Nas feiras, estas peças aparecem muitas vezes encostadas a um canto, com capas desbotadas ou um pouco instáveis. Isso afasta compradores - mas nem sempre com razão. Os tecidos podem ser substituídos, os parafusos reapertados e as zonas de rotim reforçadas. Quem não tem tanta prática encontra estofadores especializados em mobiliário vintage.
O que verificar em assentos em segunda mão
| Critério | O que observar? |
|---|---|
| Estabilidade | Não deve estalar nem abanar muito quando alguém se senta. |
| Material | Evitar madeira mole ou apodrecida; não aceitar varas de rotim partidas em zonas estruturais. |
| Parafusos | Parafusos com ferrugem, mas ainda “pegáveis”, são aceitáveis; os totalmente espanados é melhor evitar. |
| Estofos | Manchas não são dramáticas; cheiro e bolor são - nesse caso, o melhor é reestofar. |
Como transformar achados Brocante num conjunto coerente
A maior dificuldade não está em comprar, mas em combinar. Quem vai juntando promoções ao acaso pode acabar rapidamente num caos de tralha. Ajuda definir um enquadramento de estilo, mesmo que seja apenas uma linha orientadora: mediterrânico rústico, pátio urbano, casa de campo ou mid-century.
Um caminho possível:
- Manter o metal em uma ou duas cores (por exemplo, preto e verde-escuro).

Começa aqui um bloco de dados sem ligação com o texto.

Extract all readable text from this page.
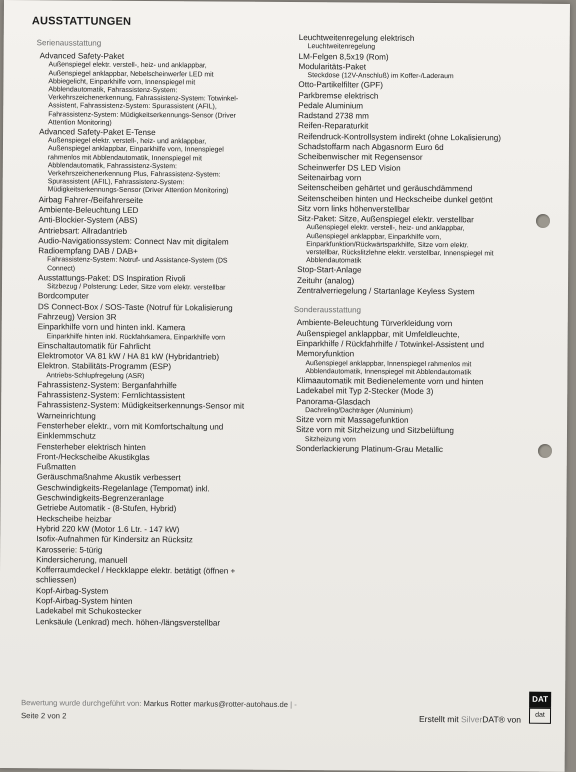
AUSSTATTUNGEN
Serienausstattung
Advanced Safety-Paket
Außenspiegel elektr. verstell-, heiz- und anklappbar,
Außenspiegel anklappbar, Nebelscheinwerfer LED mit
Abbiegelicht, Einparkhilfe vorn, Innenspiegel mit
Abblendautomatik, Fahrassistenz-System:
Verkehrszeichenerkennung, Fahrassistenz-System: Totwinkel-
Assistent, Fahrassistenz-System: Spurassistent (AFIL),
Fahrassistenz-System: Müdigkeitserkennungs-Sensor (Driver
Attention Monitoring)
Advanced Safety-Paket E-Tense
Außenspiegel elektr. verstell-, heiz- und anklappbar,
Außenspiegel anklappbar, Einparkhilfe vorn, Innenspiegel
rahmenlos mit Abblendautomatik, Innenspiegel mit
Abblendautomatik, Fahrassistenz-System:
Verkehrszeichenerkennung Plus, Fahrassistenz-System:
Spurassistent (AFIL), Fahrassistenz-System:
Müdigkeitserkennungs-Sensor (Driver Attention Monitoring)
Airbag Fahrer-/Beifahrerseite
Ambiente-Beleuchtung LED
Anti-Blockier-System (ABS)
Antriebsart: Allradantrieb
Audio-Navigationssystem: Connect Nav mit digitalem
Radioempfang DAB / DAB+
Fahrassistenz-System: Notruf- und Assistance-System (DS
Connect)
Ausstattungs-Paket: DS Inspiration Rivoli
Sitzbezug / Polsterung: Leder, Sitze vorn elektr. verstellbar
Bordcomputer
DS Connect-Box / SOS-Taste (Notruf für Lokalisierung
Fahrzeug) Version 3R
Einparkhilfe vorn und hinten inkl. Kamera
Einparkhilfe hinten inkl. Rückfahrkamera, Einparkhilfe vorn
Einschaltautomatik für Fahrlicht
Elektromotor VA 81 kW / HA 81 kW (Hybridantrieb)
Elektron. Stabilitäts-Programm (ESP)
Antriebs-Schlupfregelung (ASR)
Fahrassistenz-System: Berganfahrhilfe
Fahrassistenz-System: Fernlichtassistent
Fahrassistenz-System: Müdigkeitserkennungs-Sensor mit
Warneinrichtung
Fensterheber elektr., vorn mit Komfortschaltung und
Einklemmschutz
Fensterheber elektrisch hinten
Front-/Heckscheibe Akustikglas
Fußmatten
Geräuschmaßnahme Akustik verbessert
Geschwindigkeits-Regelanlage (Tempomat) inkl.
Geschwindigkeits-Begrenzeranlage
Getriebe Automatik - (8-Stufen, Hybrid)
Heckscheibe heizbar
Hybrid 220 kW (Motor 1.6 Ltr. - 147 kW)
Isofix-Aufnahmen für Kindersitz an Rücksitz
Karosserie: 5-türig
Kindersicherung, manuell
Kofferraumdeckel / Heckklappe elektr. betätigt (öffnen +
schliessen)
Kopf-Airbag-System
Kopf-Airbag-System hinten
Ladekabel mit Schukostecker
Lenksäule (Lenkrad) mech. höhen-/längsverstellbar
Leuchtweitenregelung elektrisch
Leuchtweitenregelung
LM-Felgen 8,5x19 (Rom)
Modularitäts-Paket
Steckdose (12V-Anschluß) im Koffer-/Laderaum
Otto-Partikelfilter (GPF)
Parkbremse elektrisch
Pedale Aluminium
Radstand 2738 mm
Reifen-Reparaturkit
Reifendruck-Kontrollsystem indirekt (ohne Lokalisierung)
Schadstoffarm nach Abgasnorm Euro 6d
Scheibenwischer mit Regensensor
Scheinwerfer DS LED Vision
Seitenairbag vorn
Seitenscheiben gehärtet und geräuschdämmend
Seitenscheiben hinten und Heckscheibe dunkel getönt
Sitz vorn links höhenverstellbar
Sitz-Paket: Sitze, Außenspiegel elektr. verstellbar
Außenspiegel elektr. verstell-, heiz- und anklappbar,
Außenspiegel anklappbar, Einparkhilfe vorn,
Einparkfunktion/Rückwärtsparkhilfe, Sitze vorn elektr.
verstellbar, Rückslitzlehne elektr. verstellbar, Innenspiegel mit
Abblendautomatik
Stop-Start-Anlage
Zeituhr (analog)
Zentralverriegelung / Startanlage Keyless System
Sonderausstattung
Ambiente-Beleuchtung Türverkleidung vorn
Außenspiegel anklappbar, mit Umfeldleuchte,
Einparkhilfe / Rückfahrhilfe / Totwinkel-Assistent und
Memoryfunktion
Außenspiegel anklappbar, Innenspiegel rahmenlos mit
Abblendautomatik, Innenspiegel mit Abblendautomatik
Klimaautomatik mit Bedienelemente vorn und hinten
Ladekabel mit Typ 2-Stecker (Mode 3)
Panorama-Glasdach
Dachreling/Dachträger (Aluminium)
Sitze vorn mit Massagefunktion
Sitze vorn mit Sitzheizung und Sitzbelüftung
Sitzheizung vorn
Sonderlackierung Platinum-Grau Metallic
Bewertung wurde durchgeführt von: Markus Rotter markus@rotter-autohaus.de | -
Seite 2 von 2	Erstellt mit SilverDAT® von
DAT
dat
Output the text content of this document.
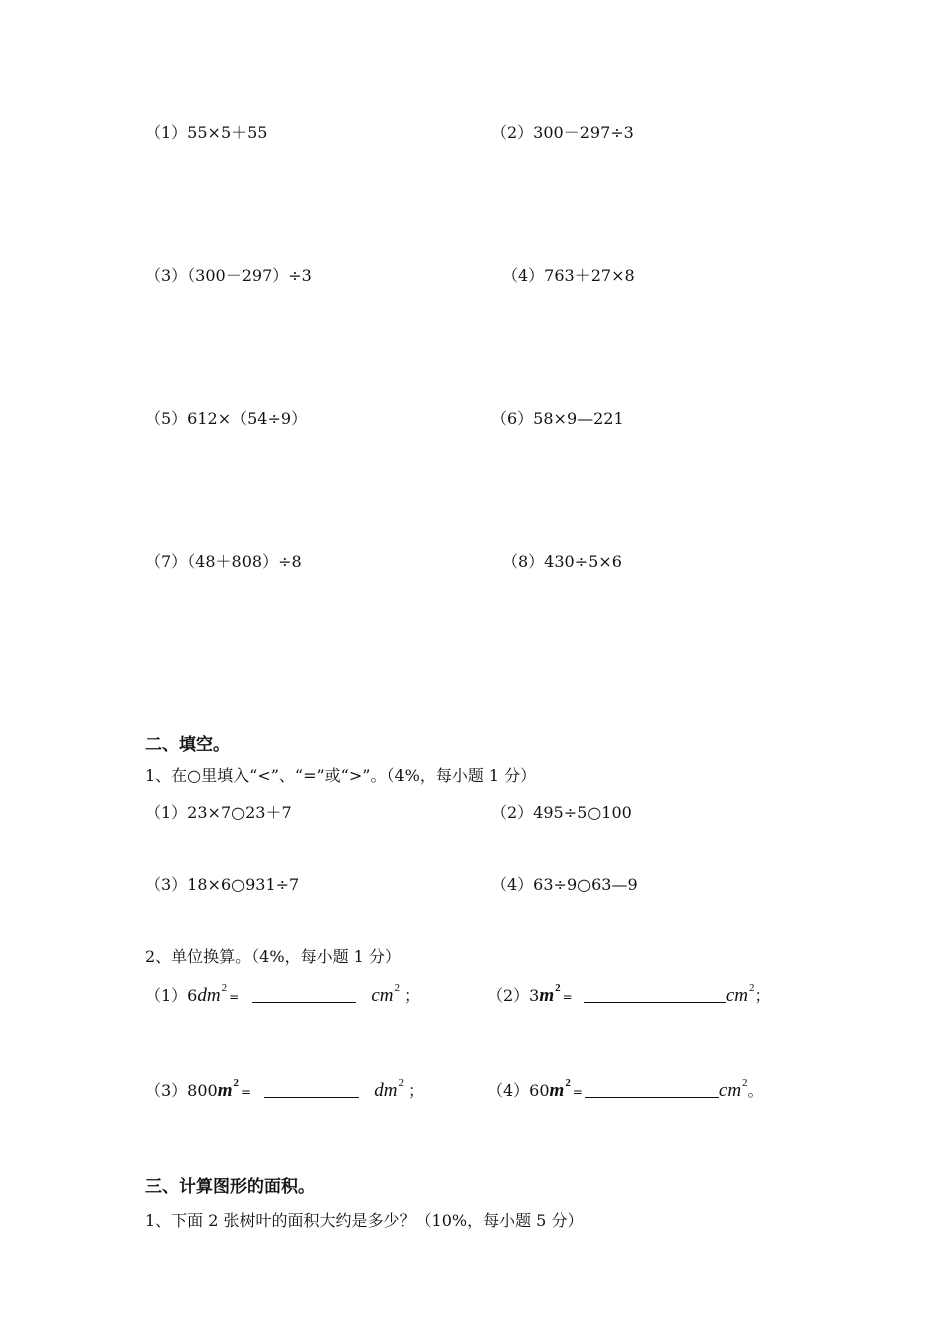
（1）55×5＋55	（2）300－297÷3
（3）（300－297）÷3	（4）763＋27×8
（5）612×（54÷9）	（6）58×9—221
（7）（48＋808）÷8	（8）430÷5×6
二、填空。
1、在○里填入“<”、“=”或“>”。（4%，每小题 1 分）
（1）23×7○23＋7	（2）495÷5○100
（3）18×6○931÷7	（4）63÷9○63—9
2、单位换算。（4%，每小题 1 分）
$(1)6dm^2=$	$cm^2$ ；	$(2)3m^2=$	$cm^2$；
$(3)800m^2=$	$dm^2$ ；	$(4)60m^2=$	$cm^2$。
三、计算图形的面积。
1、下面 2 张树叶的面积大约是多少？（10%，每小题 5 分）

- Escolher madeiras com nuances próximas - madeiras muito escuras com metal escuro; madeiras claras com tons mais leves.
- Ligar os têxteis por padrões e cores, como riscas em combinações que se repetem.

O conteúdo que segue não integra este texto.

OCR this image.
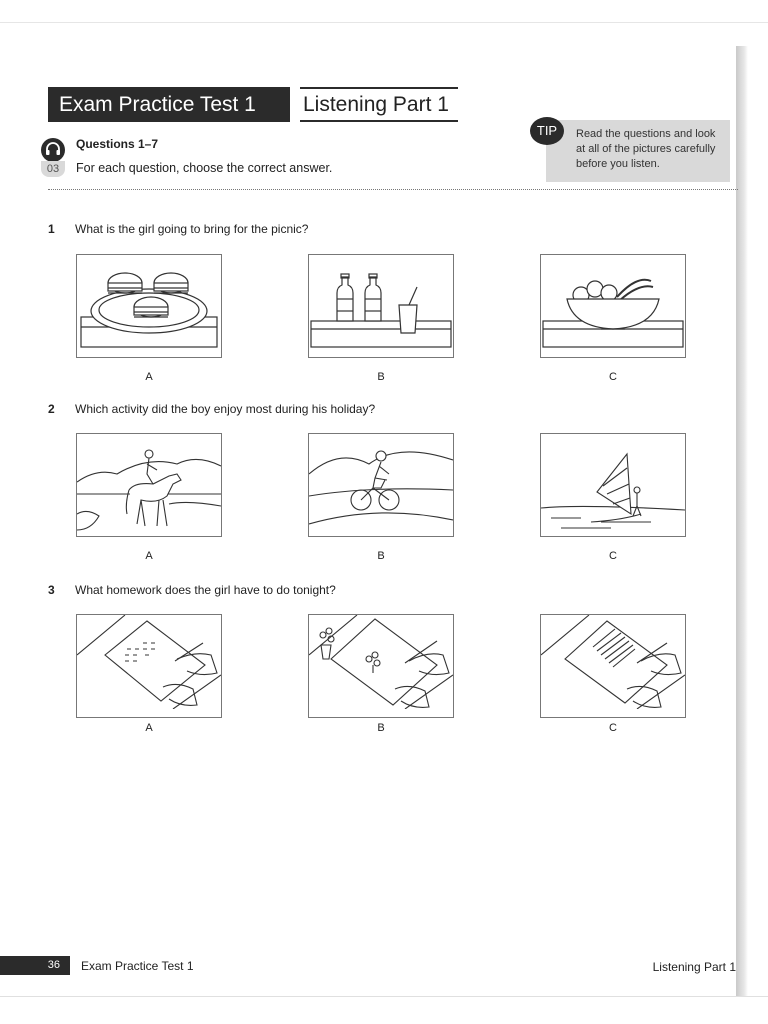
Exam Practice Test 1	Listening Part 1
03
Questions 1–7
For each question, choose the correct answer.
TIP	Read the questions and look at all of the pictures carefully before you listen.
1 What is the girl going to bring for the picnic?
A	B	C
2 Which activity did the boy enjoy most during his holiday?
A	B	C
3 What homework does the girl have to do tonight?
A	B	C
36	Exam Practice Test 1	Listening Part 1
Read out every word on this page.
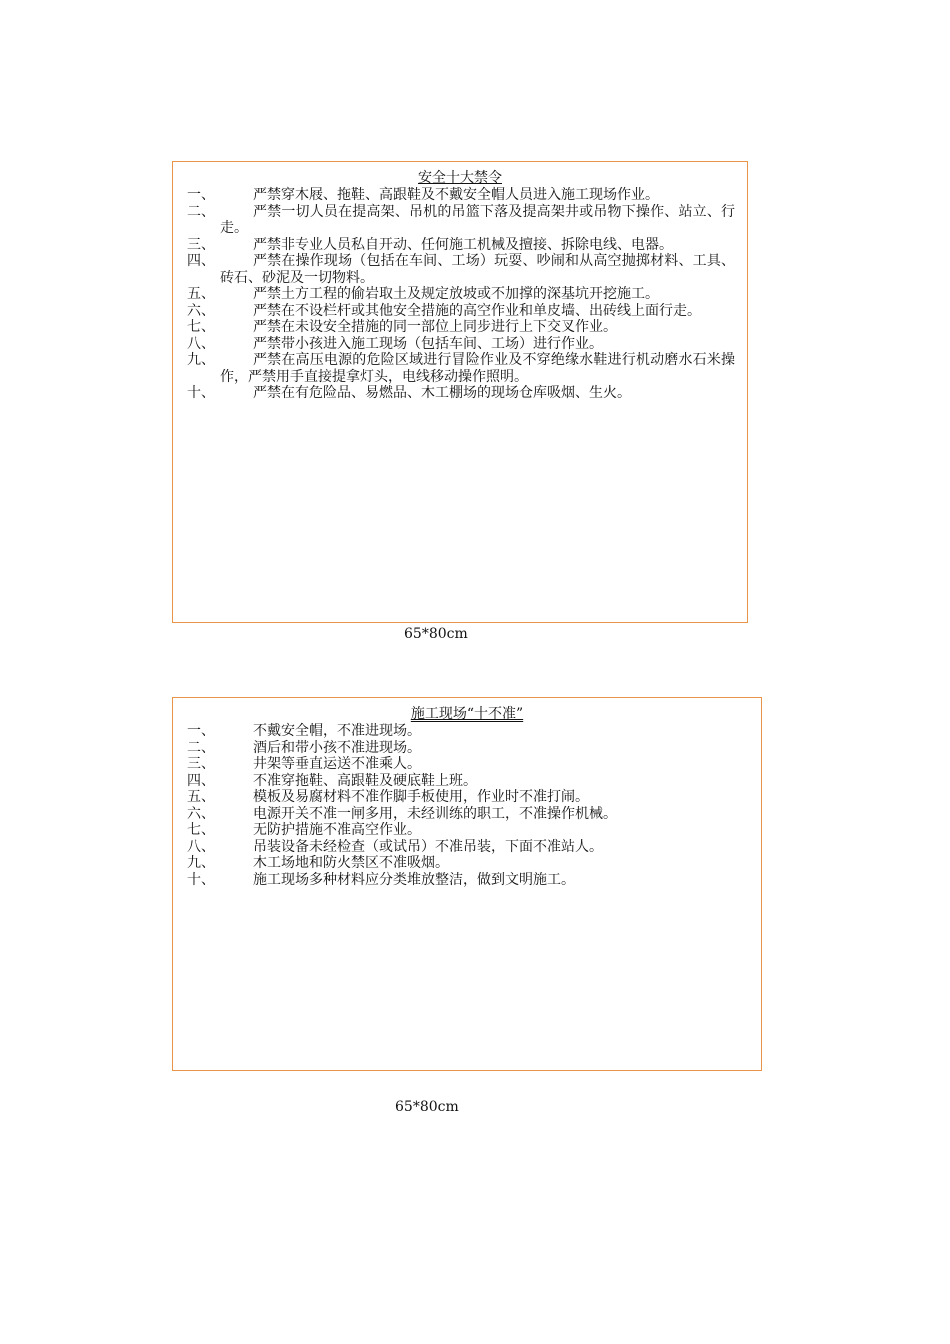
安全十大禁令
一、	严禁穿木屐、拖鞋、高跟鞋及不戴安全帽人员进入施工现场作业。
二、	严禁一切人员在提高架、吊机的吊篮下落及提高架井或吊物下操作、站立、行走。
三、	严禁非专业人员私自开动、任何施工机械及擅接、拆除电线、电器。
四、	严禁在操作现场（包括在车间、工场）玩耍、吵闹和从高空抛掷材料、工具、砖石、砂泥及一切物料。
五、	严禁土方工程的偷岩取土及规定放坡或不加撑的深基坑开挖施工。
六、	严禁在不设栏杆或其他安全措施的高空作业和单皮墙、出砖线上面行走。
七、	严禁在未设安全措施的同一部位上同步进行上下交叉作业。
八、	严禁带小孩进入施工现场（包括车间、工场）进行作业。
九、	严禁在高压电源的危险区域进行冒险作业及不穿绝缘水鞋进行机动磨水石米操作，严禁用手直接提拿灯头，电线移动操作照明。
十、	严禁在有危险品、易燃品、木工棚场的现场仓库吸烟、生火。
65*80cm
施工现场“十不准”
一、	不戴安全帽，不准进现场。
二、	酒后和带小孩不准进现场。
三、	井架等垂直运送不准乘人。
四、	不准穿拖鞋、高跟鞋及硬底鞋上班。
五、	模板及易腐材料不准作脚手板使用，作业时不准打闹。
六、	电源开关不准一闸多用，未经训练的职工，不准操作机械。
七、	无防护措施不准高空作业。
八、	吊装设备未经检查（或试吊）不准吊装，下面不准站人。
九、	木工场地和防火禁区不准吸烟。
十、	施工现场多种材料应分类堆放整洁，做到文明施工。
65*80cm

Também é útil separar zonas de forma clara: um espaço para refeições, uma poltrona de leitura numa meia-sombra mais tranquila e um canto decorativo com vasos e urnas.
Oportunidades, riscos e estratégias simples de manutenção
Levar o Brocante para o jardim oferece vantagens concretas: materiais de melhor qualidade, uma estética mais pessoal, menor pegada ecológica e, muitas vezes, uma relação qualidade/preço mais interessante. Ainda assim, há pontos a vigiar.
Riscos possíveis:
- Mobiliário metálico a manchar pavimentos sensíveis devido à ferrugem
- Electricidade insegura em candeeiros antigos de exterior
- Madeira que, sem protecção, se degrada demasiado depressa ao ar livre
Ao controlar estes aspectos, é fácil tirar muito prazer das descobertas. Uma regra prática: tudo o que serve para sentar ou que se toca com frequência deve estar sólido e sem arestas agressivas. Pátina, sim; farpas e cantos cortantes, não.

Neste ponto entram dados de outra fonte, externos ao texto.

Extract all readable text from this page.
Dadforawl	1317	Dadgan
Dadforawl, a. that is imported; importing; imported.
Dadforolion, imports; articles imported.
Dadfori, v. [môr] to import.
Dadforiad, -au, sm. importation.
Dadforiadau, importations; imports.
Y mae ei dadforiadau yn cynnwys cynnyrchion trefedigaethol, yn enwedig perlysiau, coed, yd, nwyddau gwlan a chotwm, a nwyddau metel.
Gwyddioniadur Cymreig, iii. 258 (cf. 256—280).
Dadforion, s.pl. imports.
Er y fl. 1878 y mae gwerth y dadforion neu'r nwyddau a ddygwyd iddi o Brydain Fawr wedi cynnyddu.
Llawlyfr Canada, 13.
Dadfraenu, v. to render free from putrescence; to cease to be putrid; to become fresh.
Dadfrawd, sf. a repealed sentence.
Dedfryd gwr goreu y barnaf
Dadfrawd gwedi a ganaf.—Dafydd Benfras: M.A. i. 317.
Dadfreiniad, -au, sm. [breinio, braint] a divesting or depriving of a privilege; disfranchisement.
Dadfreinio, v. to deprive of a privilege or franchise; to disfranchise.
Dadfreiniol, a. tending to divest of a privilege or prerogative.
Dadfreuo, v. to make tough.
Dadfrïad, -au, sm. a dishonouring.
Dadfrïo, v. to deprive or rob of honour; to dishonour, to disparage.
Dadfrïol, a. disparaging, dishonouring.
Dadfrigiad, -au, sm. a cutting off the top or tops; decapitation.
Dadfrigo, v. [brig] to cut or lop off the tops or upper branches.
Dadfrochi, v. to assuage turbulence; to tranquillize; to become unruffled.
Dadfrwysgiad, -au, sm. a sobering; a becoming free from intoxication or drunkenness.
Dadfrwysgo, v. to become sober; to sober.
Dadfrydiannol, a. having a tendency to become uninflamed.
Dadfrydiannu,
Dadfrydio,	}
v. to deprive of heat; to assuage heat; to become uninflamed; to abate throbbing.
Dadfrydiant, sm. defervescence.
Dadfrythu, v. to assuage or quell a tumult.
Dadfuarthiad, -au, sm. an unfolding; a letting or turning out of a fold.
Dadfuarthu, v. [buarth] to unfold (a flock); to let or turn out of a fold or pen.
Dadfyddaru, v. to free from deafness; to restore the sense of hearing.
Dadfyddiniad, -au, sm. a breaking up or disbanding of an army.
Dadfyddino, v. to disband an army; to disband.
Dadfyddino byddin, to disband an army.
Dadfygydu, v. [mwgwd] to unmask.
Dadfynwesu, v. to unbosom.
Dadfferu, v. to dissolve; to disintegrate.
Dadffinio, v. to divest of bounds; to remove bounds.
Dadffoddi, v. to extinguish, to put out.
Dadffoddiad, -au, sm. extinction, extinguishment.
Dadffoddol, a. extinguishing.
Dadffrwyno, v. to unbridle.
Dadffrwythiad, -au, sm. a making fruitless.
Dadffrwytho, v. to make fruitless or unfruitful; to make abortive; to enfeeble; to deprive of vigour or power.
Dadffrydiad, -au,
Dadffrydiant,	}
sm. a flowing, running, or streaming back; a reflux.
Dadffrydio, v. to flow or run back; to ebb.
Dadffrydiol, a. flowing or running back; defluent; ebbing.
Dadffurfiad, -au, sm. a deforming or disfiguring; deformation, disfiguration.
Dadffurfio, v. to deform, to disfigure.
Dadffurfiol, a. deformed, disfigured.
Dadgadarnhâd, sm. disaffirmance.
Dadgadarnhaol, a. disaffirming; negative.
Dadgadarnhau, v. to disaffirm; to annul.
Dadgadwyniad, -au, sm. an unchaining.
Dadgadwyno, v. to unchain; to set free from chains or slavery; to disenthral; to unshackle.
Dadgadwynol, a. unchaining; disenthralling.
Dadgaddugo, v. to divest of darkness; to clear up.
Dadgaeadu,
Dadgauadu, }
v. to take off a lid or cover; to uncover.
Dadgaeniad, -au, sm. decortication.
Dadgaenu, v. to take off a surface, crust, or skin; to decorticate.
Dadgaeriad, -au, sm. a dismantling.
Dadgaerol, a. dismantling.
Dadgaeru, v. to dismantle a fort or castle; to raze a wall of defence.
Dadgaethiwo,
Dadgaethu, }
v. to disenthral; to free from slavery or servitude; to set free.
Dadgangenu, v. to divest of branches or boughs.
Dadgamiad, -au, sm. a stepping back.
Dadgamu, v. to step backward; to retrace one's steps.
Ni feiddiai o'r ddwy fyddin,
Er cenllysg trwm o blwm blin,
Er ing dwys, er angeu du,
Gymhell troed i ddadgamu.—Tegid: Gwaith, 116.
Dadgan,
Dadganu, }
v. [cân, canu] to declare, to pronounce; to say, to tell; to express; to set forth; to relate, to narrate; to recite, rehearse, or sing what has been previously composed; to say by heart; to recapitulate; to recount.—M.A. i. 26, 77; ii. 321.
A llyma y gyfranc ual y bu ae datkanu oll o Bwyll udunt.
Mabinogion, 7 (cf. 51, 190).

Na prática, funciona muito bem misturar peças Brocante com básicos novos e discretos: uma mesa simples e resistente às intempéries com cadeiras antigas, almofadas novas sobre estruturas históricas, lâmpadas LED modernas dentro de carcaças antigas. O resultado é um jardim feito para ser vivido - não apenas para “parecer bonito” - e que ganha interesse a cada nova peça encontrada.